Após as propriedades de pertinência, homogeneidade, exaustividade, saturação, amplitude e precisão serem satisfeitas (MORAES; GALIAZZI, 2006, 2007) com um mapa mental unificado (decorrente de vários mapas), foi possível compreender que existem conceitos principais e conceitos subordinados. Dentre esses, foi efetivada a separação pela perspectiva dos valores, como no Quadro 1:

Fonte: (CARDOSO, 2017) a partir das obras de Lacey listadas acima.

Quadro 1 Organização dos conceitos principais (em negrito), conceitos secundários e valores 

No topo do Quadro 1 está o conceito de bem-estar social, que pode estar voltado tanto para o bem-estar amplo, como para o bem-estar de uma parcela mínima da sociedade. Lacey problematiza o conceito de bem-estar dentro do fenômeno tecnocientífico, analisando os valores dentro e fora desse fenômeno. Há uma relação de dependência entre a perspectiva de valor adotada (conjunto de valores) e o bem-estar ligado à concepção de desenvolvimento de uma sociedade (também pode ser uma comunidades específicas e dependentes do contexto).

Pela abordagem do artigo, colocamos o desenvolvimento social como categoria mais ampla, que pode ser avaliada pela perspectiva de valor adotada por uma sociedade, comunidade, país ou tradição, em que possuem três categorias principais: entendimento científico, estratégia e produto tecnocientífico. As categorias secundárias, também, subordinadas à perspectiva de valor adotada caracterizam os conceitos principais, como será mostrado na sessão dedicada à associação entre Lacey e a educação CTS.

À seguir, expressaremos, brevemente, os conceitos principais para compreensão da associação a ser realizada. Detalhes referentes à objetividade mantida pelas citações diretas podem ser encontradas de forma mais robusta em Cardoso (2017).

1.1. ENTENDIMENTO CIENTÍFICO E O IDEAL DA IMPARCIALIDADE

O entendimento científico está ligado a um objetivo e responde perguntas sobre o que é? por quê? esse objeto ou fenômeno é o que é; e como? ou seja, qual seria o inventário de suas possibilidades?
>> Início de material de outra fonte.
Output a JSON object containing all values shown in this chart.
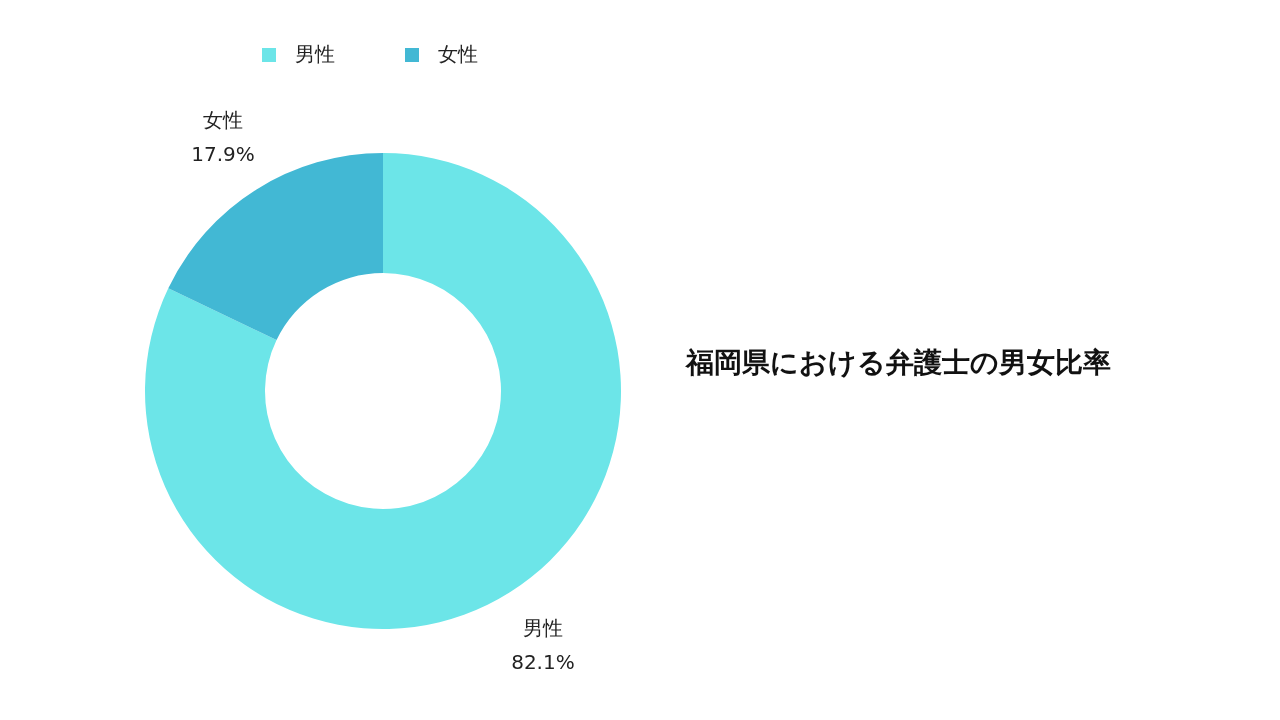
{
  "chart_data": {
    "type": "donut",
    "title": "福岡県における弁護士の男女比率",
    "categories": [
      "男性",
      "女性"
    ],
    "values": [
      82.1,
      17.9
    ],
    "colors": [
      "#6ce5e8",
      "#42b8d4"
    ],
    "value_labels": [
      "82.1%",
      "17.9%"
    ],
    "legend": "top"
  }
}
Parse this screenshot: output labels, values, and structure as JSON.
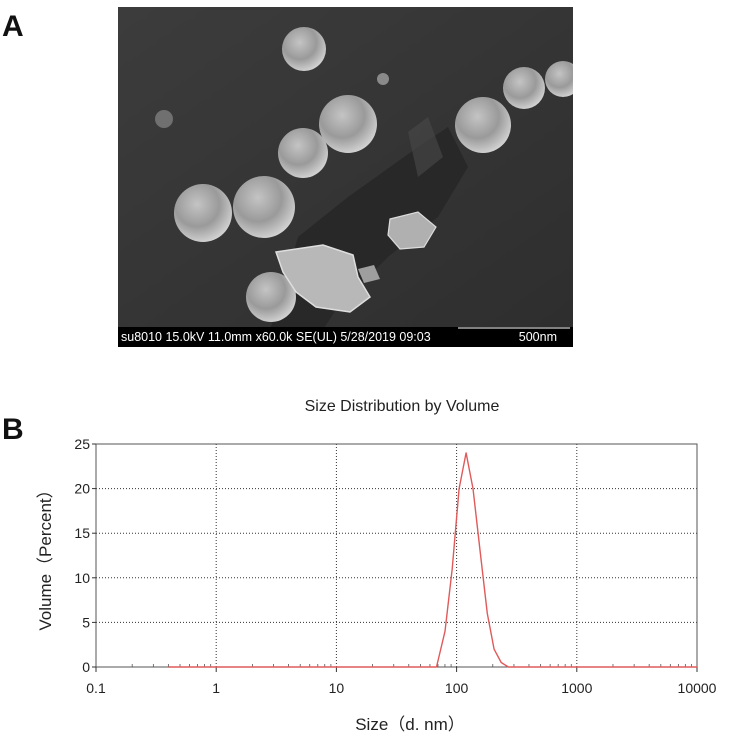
{
  "panels": {
    "a_label": "A",
    "b_label": "B"
  },
  "sem": {
    "info_text": "su8010 15.0kV 11.0mm x60.0k SE(UL) 5/28/2019 09:03",
    "scale_label": "500nm"
  },
  "chart_data": {
    "type": "line",
    "title": "Size Distribution by Volume",
    "xlabel": "Size（d. nm）",
    "ylabel": "Volume（Percent）",
    "x_scale": "log",
    "xlim": [
      0.1,
      10000
    ],
    "ylim": [
      0,
      25
    ],
    "x_ticks": [
      0.1,
      1,
      10,
      100,
      1000,
      10000
    ],
    "x_tick_labels": [
      "0.1",
      "1",
      "10",
      "100",
      "1000",
      "10000"
    ],
    "y_ticks": [
      0,
      5,
      10,
      15,
      20,
      25
    ],
    "y_tick_labels": [
      "0",
      "5",
      "10",
      "15",
      "20",
      "25"
    ],
    "grid": true,
    "series": [
      {
        "color": "#e05a5a",
        "x": [
          0.4,
          68,
          80,
          92,
          105,
          120,
          137,
          157,
          180,
          205,
          235,
          270,
          10000
        ],
        "y": [
          0,
          0,
          4,
          11,
          20,
          24,
          20,
          13,
          6,
          2,
          0.5,
          0,
          0
        ]
      }
    ]
  }
}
Para obter entendimento científico de um objeto, ou um conjunto de fenômenos, é necessário compreender sua natureza em sua ordem subjacente, determinando suas propriedades, comportamentos e relações entre variáveis (ex: temperatura, pressão, tempo etc.), de forma a criar teorias científicas sustentadas por valores cognitivos manifestados em alto grau. Dentre eles: a adequação empírica, compatibilidade, consistência teórica, simplicidade, poder explicativo, fecundidade, etc. e que, para incluir qualquer valor cognitivo na lista, deve satisfazer as condições necessárias, de modo a:

[...] 1) explicar (mediante reconstrução racional) as escolhas de teoria efetivamente realizadas pela comunidade científica; e 2) que sua significação cognitiva ou racional seja bem sustentada [...] devem cumprir tantos encargos explicativos quanto normativos (LACEY, 2008a, p. 88).

Os valores cognitivos são manifestados de diferentes graus e em hierarquias distintas a depender da teoria. Contudo, a adequação empírica é considerada fundamental pela comunidade científica, que é um “ajuste” (“fit”) entre a teoria e a observação. Essa teoria é corretamente avaliada se está de acordo com a imparcialidade.

Assim, para o autor, ela pressupõe que valores cognitivos sejam distintos de quaisquer outros tipos sejam eles sociais ou morais, ou seja, não há possibilidade de um e outro estarem lado a lado, no mesmo momento lógico. Para que uma teoria seja corretamente aceita, ela necessita ser avaliada sob a luz de juízos científicos bem fundamentados, em que eles são expressos em alto grau. Isso significa que “[...] servir a determinados valores ou ser consistente com as pressuposições de algum valor particular é irrelevante para a legítima aceitação de uma teoria” (LACEY, 2008a, p. 179-180).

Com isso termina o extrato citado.